O motor técnico por trás das poses impossíveis 🎨
Araki desenvolveu um método de desenho baseado em referências de revistas de moda e esculturas clássicas. As figuras são estilizadas com membros alongados e torsos girados além do realista, apoiando-se em linhas de ação curvas. A cor, aplicada com acrílicos e depois digitalmente, usa paletas que mudam por cena para refletir emoções ou atmosferas. Os fundos incluem texturas de roupas, padrões geométricos e onomatopeias integradas à arte. Este sistema, embora caótico, permite que cada vinheta tenha um impacto visual imediato sem depender da animação.

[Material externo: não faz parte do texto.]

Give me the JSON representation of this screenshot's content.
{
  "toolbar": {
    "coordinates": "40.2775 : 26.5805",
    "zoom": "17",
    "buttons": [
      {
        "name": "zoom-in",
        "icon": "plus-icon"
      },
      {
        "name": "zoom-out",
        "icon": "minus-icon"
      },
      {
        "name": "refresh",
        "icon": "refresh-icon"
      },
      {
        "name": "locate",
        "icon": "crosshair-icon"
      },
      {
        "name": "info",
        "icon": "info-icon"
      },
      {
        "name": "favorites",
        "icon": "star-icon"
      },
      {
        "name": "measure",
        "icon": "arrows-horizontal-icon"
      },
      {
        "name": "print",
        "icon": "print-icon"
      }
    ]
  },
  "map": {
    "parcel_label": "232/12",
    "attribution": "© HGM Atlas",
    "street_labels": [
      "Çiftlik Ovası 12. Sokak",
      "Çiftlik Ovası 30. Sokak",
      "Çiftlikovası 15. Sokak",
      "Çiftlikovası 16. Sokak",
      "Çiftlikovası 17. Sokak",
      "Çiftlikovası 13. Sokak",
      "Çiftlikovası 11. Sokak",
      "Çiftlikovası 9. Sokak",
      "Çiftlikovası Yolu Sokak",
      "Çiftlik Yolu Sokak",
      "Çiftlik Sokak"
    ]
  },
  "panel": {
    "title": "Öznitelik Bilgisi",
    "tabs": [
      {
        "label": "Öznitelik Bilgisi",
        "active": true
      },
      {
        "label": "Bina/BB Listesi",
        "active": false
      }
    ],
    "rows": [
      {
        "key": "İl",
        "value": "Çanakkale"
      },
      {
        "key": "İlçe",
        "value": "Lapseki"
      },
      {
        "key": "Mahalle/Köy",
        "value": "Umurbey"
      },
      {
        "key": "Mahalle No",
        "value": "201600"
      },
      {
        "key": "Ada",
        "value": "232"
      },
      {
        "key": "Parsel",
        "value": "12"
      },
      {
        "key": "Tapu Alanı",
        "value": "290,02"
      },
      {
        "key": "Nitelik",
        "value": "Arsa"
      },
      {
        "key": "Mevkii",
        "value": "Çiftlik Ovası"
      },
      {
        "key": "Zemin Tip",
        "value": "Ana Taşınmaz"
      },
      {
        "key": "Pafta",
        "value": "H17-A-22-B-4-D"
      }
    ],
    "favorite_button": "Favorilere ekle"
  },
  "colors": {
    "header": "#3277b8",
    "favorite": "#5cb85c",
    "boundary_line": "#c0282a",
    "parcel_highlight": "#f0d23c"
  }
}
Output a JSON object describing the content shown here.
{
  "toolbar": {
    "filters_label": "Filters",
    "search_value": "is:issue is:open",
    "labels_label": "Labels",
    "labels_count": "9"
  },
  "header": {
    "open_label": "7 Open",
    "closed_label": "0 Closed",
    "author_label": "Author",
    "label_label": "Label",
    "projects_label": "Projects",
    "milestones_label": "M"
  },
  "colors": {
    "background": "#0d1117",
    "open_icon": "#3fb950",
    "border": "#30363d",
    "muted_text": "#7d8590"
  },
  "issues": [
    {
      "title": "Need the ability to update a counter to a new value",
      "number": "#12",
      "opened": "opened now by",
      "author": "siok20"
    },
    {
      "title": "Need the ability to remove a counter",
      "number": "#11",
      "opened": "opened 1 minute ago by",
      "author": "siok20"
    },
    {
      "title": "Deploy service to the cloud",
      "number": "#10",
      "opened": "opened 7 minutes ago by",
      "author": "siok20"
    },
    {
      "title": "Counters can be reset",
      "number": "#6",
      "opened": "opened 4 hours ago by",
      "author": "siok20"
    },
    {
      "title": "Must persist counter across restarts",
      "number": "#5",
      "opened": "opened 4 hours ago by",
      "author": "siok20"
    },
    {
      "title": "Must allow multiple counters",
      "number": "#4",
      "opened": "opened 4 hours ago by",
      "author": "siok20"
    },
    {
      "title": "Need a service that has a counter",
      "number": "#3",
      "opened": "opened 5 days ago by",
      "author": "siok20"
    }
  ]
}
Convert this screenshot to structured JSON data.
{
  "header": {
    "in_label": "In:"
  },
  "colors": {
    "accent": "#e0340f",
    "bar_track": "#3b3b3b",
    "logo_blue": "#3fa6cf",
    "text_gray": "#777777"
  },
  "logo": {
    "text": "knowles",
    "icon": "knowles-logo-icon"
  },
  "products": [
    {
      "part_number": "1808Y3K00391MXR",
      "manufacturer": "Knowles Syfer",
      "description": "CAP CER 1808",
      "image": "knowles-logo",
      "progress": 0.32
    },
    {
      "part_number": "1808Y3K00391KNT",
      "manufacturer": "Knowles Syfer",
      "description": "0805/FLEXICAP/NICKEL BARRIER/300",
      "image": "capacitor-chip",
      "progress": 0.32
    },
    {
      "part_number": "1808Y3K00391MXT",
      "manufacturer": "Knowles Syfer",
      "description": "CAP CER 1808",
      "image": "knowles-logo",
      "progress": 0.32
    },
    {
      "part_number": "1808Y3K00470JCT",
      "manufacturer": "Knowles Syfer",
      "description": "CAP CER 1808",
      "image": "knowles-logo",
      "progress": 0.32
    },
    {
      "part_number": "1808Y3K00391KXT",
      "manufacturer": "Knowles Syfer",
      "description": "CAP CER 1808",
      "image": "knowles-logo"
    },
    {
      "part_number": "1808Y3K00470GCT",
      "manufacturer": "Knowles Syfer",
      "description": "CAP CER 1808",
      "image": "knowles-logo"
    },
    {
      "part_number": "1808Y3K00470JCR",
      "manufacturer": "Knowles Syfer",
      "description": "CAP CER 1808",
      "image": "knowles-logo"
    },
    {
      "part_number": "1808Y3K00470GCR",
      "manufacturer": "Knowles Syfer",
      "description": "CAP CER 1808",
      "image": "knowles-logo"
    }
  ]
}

Como explicar JoJo sem que te olhem estranho 🤷
Você tenta resumir a trama: um garoto musculoso para o tempo para dar um soco em um vampiro enquanto toca música dos anos 80. Seu interlocutor acena, mas então você acrescenta que o vilão principal tem um Stand que concede qualquer dom em troca de anos de vida. Ou que em uma parte, um cachorro luta contra um assassino com um barco de brinquedo. Nesse ponto, a conversa desvia para temas mais seguros, como o clima. JoJo não se explica, se experimenta. Ou se abandona com dignidade.